CoreWeave gets what it needs most: fast, predictable delivery of high‑density megawatts so it can land and expand GPU clusters for customers that cannot wait for the big three clouds. Applied Digital is positioning itself as a neocloud enabler rather than a retail cloud. Long‑term leases and fully contracted 400 MW at Polaris Forge 1 show that GPU aggregators and hyperscalers are happy to outsource the dirt, steel, and power side of the stack.
North Dakota is the real story here. You do not put 400+ MW of AI load in Ellendale for latency. You do it for power availability, cost, regulatory predictability, and local YIMBY economics. That is classic AI factory pattern: go where land is cheap, interconnect is viable, and the community wants the jobs more than it fears the substations.
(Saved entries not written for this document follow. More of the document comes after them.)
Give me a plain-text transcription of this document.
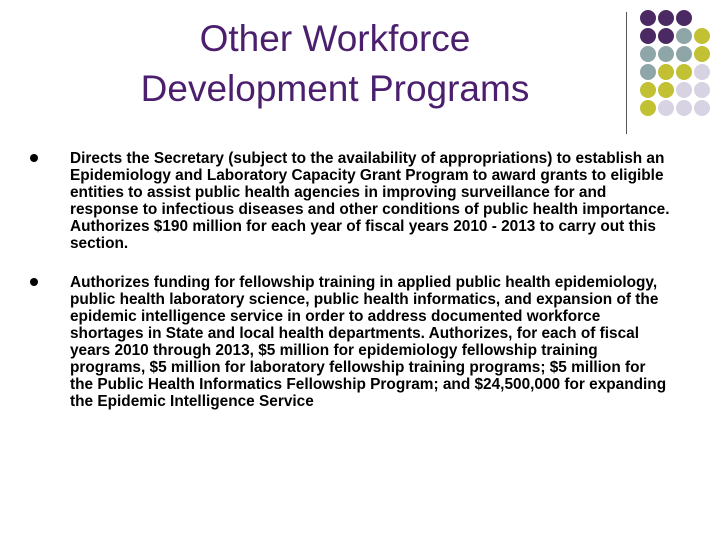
Other Workforce
Development Programs
Directs the Secretary (subject to the availability of appropriations) to establish an Epidemiology and Laboratory Capacity Grant Program to award grants to eligible entities to assist public health agencies in improving surveillance for and response to infectious diseases and other conditions of public health importance. Authorizes $190 million for each year of fiscal years 2010 - 2013 to carry out this section.
Authorizes funding for fellowship training in applied public health epidemiology, public health laboratory science, public health informatics, and expansion of the epidemic intelligence service in order to address documented workforce shortages in State and local health departments. Authorizes, for each of fiscal years 2010 through 2013, $5 million for epidemiology fellowship training programs, $5 million for laboratory fellowship training programs; $5 million for the Public Health Informatics Fellowship Program; and $24,500,000 for expanding the Epidemic Intelligence Service
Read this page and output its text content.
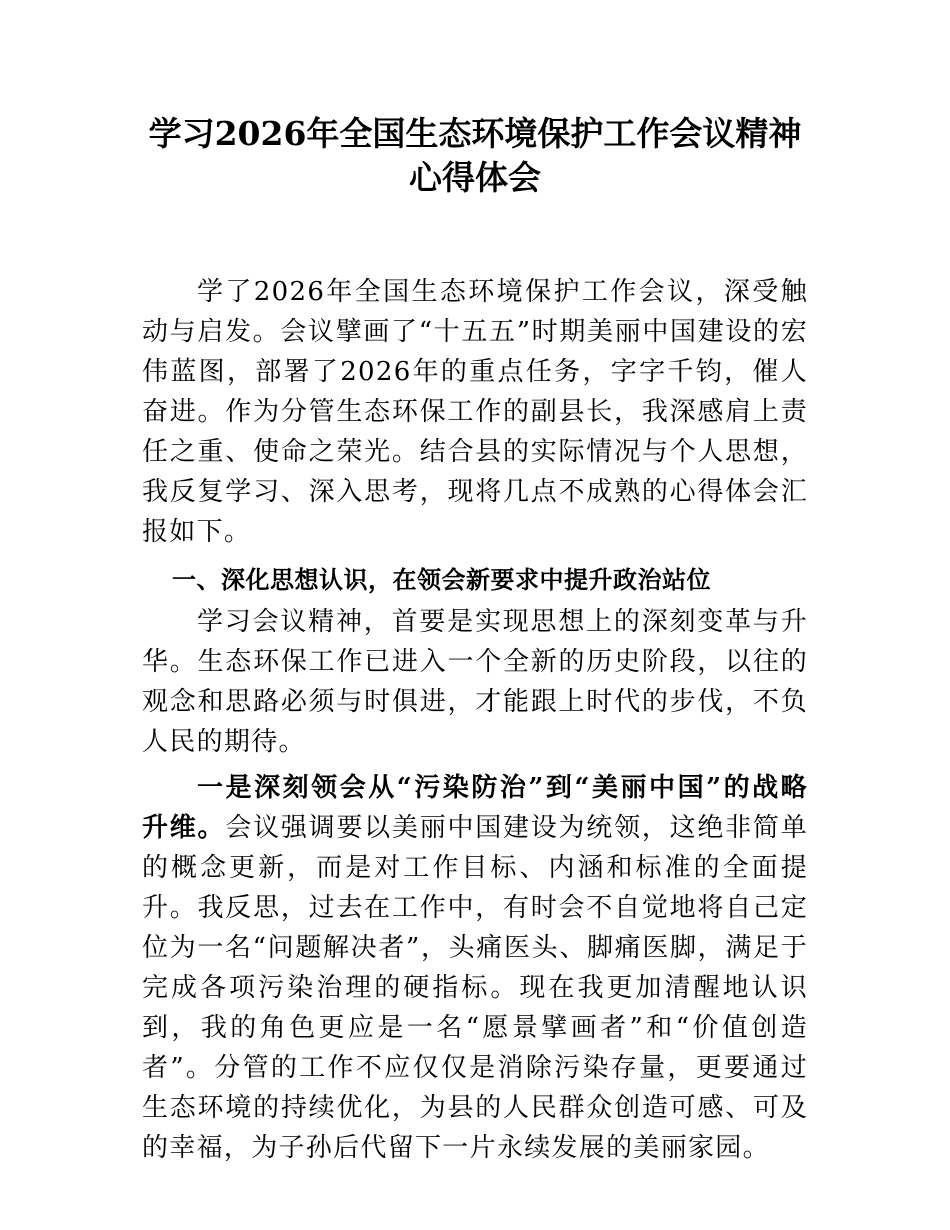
学习2026年全国生态环境保护工作会议精神
心得体会

学了2026年全国生态环境保护工作会议，深受触动与启发。会议擘画了“十五五”时期美丽中国建设的宏伟蓝图，部署了2026年的重点任务，字字千钧，催人奋进。作为分管生态环保工作的副县长，我深感肩上责任之重、使命之荣光。结合县的实际情况与个人思想，我反复学习、深入思考，现将几点不成熟的心得体会汇报如下。

一、深化思想认识，在领会新要求中提升政治站位

学习会议精神，首要是实现思想上的深刻变革与升华。生态环保工作已进入一个全新的历史阶段，以往的观念和思路必须与时俱进，才能跟上时代的步伐，不负人民的期待。

一是深刻领会从“污染防治”到“美丽中国”的战略升维。会议强调要以美丽中国建设为统领，这绝非简单的概念更新，而是对工作目标、内涵和标准的全面提升。我反思，过去在工作中，有时会不自觉地将自己定位为一名“问题解决者”，头痛医头、脚痛医脚，满足于完成各项污染治理的硬指标。现在我更加清醒地认识到，我的角色更应是一名“愿景擘画者”和“价值创造者”。分管的工作不应仅仅是消除污染存量，更要通过生态环境的持续优化，为县的人民群众创造可感、可及的幸福，为子孙后代留下一片永续发展的美丽家园。
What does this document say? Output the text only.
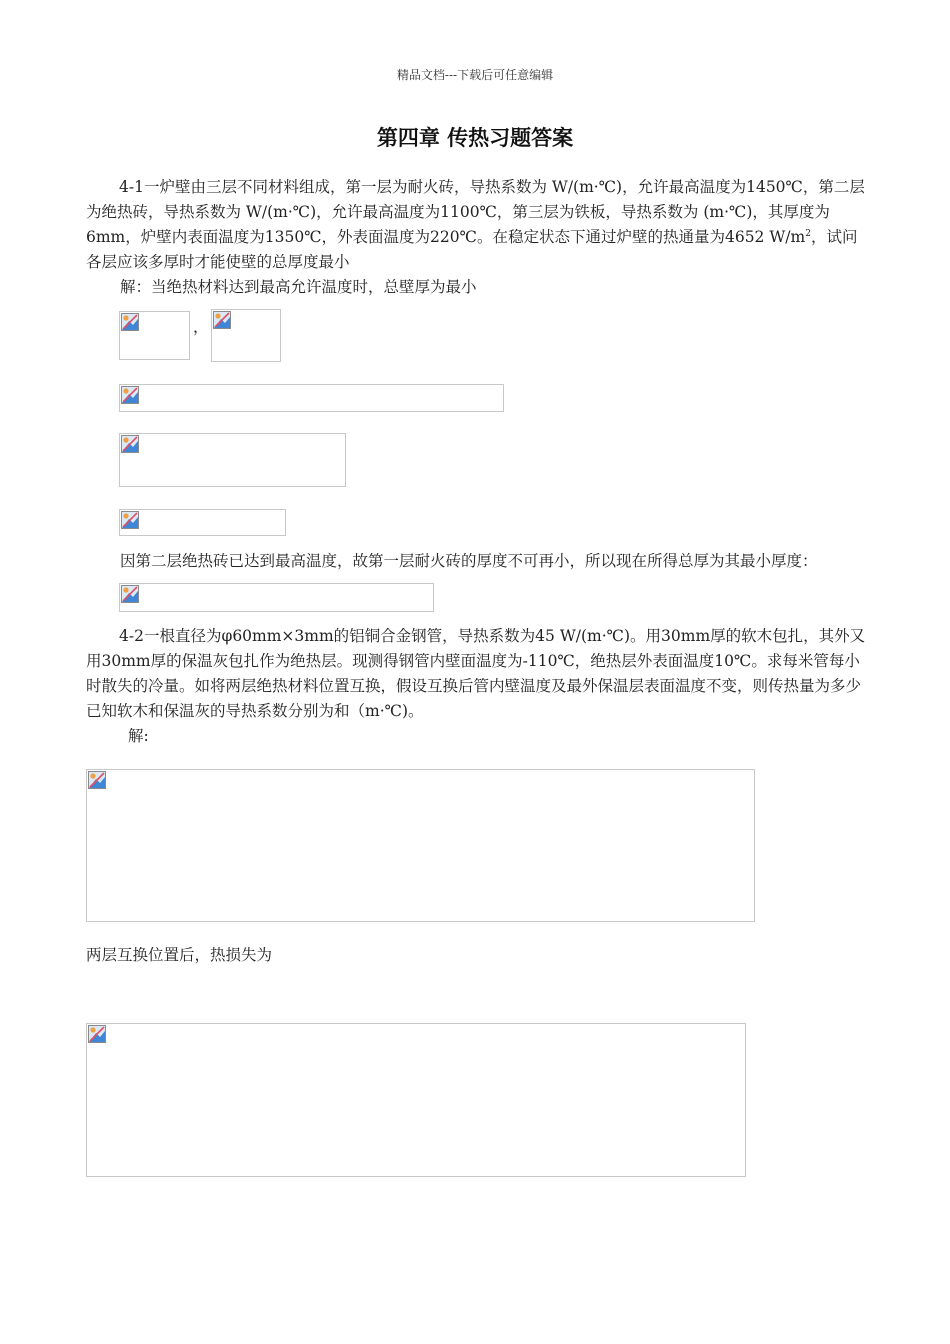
精品文档---下载后可任意编辑
第四章 传热习题答案
4-1一炉壁由三层不同材料组成，第一层为耐火砖，导热系数为 W/(m·℃)，允许最高温度为1450℃，第二层为绝热砖，导热系数为 W/(m·℃)，允许最高温度为1100℃，第三层为铁板，导热系数为 (m·℃)，其厚度为6mm，炉壁内表面温度为1350℃，外表面温度为220℃。在稳定状态下通过炉壁的热通量为4652 $W/m^2$，试问各层应该多厚时才能使壁的总厚度最小
解：当绝热材料达到最高允许温度时，总壁厚为最小
，
因第二层绝热砖已达到最高温度，故第一层耐火砖的厚度不可再小，所以现在所得总厚为其最小厚度：
4-2一根直径为φ60mm×3mm的铝铜合金钢管，导热系数为45 W/(m·℃)。用30mm厚的软木包扎，其外又用30mm厚的保温灰包扎作为绝热层。现测得钢管内壁面温度为-110℃，绝热层外表面温度10℃。求每米管每小时散失的冷量。如将两层绝热材料位置互换，假设互换后管内壁温度及最外保温层表面温度不变，则传热量为多少已知软木和保温灰的导热系数分别为和（m·℃)。
解:
两层互换位置后，热损失为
Their “waterless cooling” positioning is not marketing fluff in this context. AI‑dense sites in water‑stressed regions are already running into resistance. A high‑density campus that advertises no evaporative cooling and “sustainable” design is a deliberate play to get ahead of NIMBY, ESG constraints, and future permitting battles. That makes this campus a template for the next wave of non‑coastal AI builds.
The ~$16 billion contracted revenue across Polaris Forge 1 and 2 tells you how the economic model is evolving. Hyperscalers and neoclouds want dedicated, long‑term, power‑dense shells to drop their own GPUs and networking into. Applied Digital’s job is to derisk schedule, power, and cooling. That matters for enterprises because a lot of their AI capacity will be “indirect” through players like CoreWeave and hyperscalers using these wholesale sites. When you buy GPUs as a service, you are implicitly betting on firms like APLD hitting these RFS dates.
From a supply chain angle, 400 MW+ of fully contracted capacity in one geography sets up a concentration risk pattern we are seeing globally. Power or transmission issues in that region will ripple into GPU availability for any tenant that over‑indexes there. At the same time, campuses like this relieve pressure in constrained metros where enterprises cannot get 10–20 MW, let alone 100.
For CIOs and infra teams, the signal is clear. AI capacity is not just in the big three cloud REITs anymore. It is in specialized AI factories built for tenants like CoreWeave and a “US investment grade hyperscaler” under multiyear leases. When you evaluate “cloud vs on‑prem vs neocloud,” you are also choosing between traditional metro data centers and remote AI factories like Polaris Forge.
The Big Picture:
This ties directly into several macro trends:
- AI data center construction surge: A fully contracted 400 MW AI campus with one 100 MW building already at full critical load is textbook evidence that AI data center growth is now planned and financed at power‑plant scale, not rack scale.
- Neocloud vs public cloud: CoreWeave is a neocloud archetype. It competes on GPU availability and flexibility, not generic cloud services. By leaning on Applied Digital for physical capacity, it can move faster than hyperscalers that must juggle multi‑tenant, multi‑region priorities.
- GPU availability and supply chain: You cannot land tens of thousands of GPUs without somewhere to plug them in. Sites like Polaris Forge are the upstream constraint that sits next to chip supply. Even if Nvidia can ship, operators without power and cooling lose. This campus is essentially reserved GPU runway for CoreWeave and a hyperscaler.
- Energy and water constraints: Building in North Dakota with waterless cooling signals a pivot away from urban, water‑cooled facilities toward inland, energy‑rich, water‑constrained but politically favorable regions. This is how operators will keep scaling without hitting local resistance on water rights and grid constraints.
- NIMBY vs YIMBY: The “economic opportunities in underserved communities” language is important. These AI factories are being sold to local stakeholders as jobs and tax base, not as faceless server farms. That is the playbook for YIMBY AI regions: show up with long‑term leases, strong tenants, and low water use.
- Enterprise AI adoption: Most enterprises will never see Ellendale, but they will feel it in their SLAs. Capacity from campuses like Polaris Forge will underpin the GPU instances they rent from CoreWeave or hyperscalers. As more workloads move to fine‑tuning and inference at scale, they will increasingly land on these dedicated AI factories, not classic multi‑purpose DCs.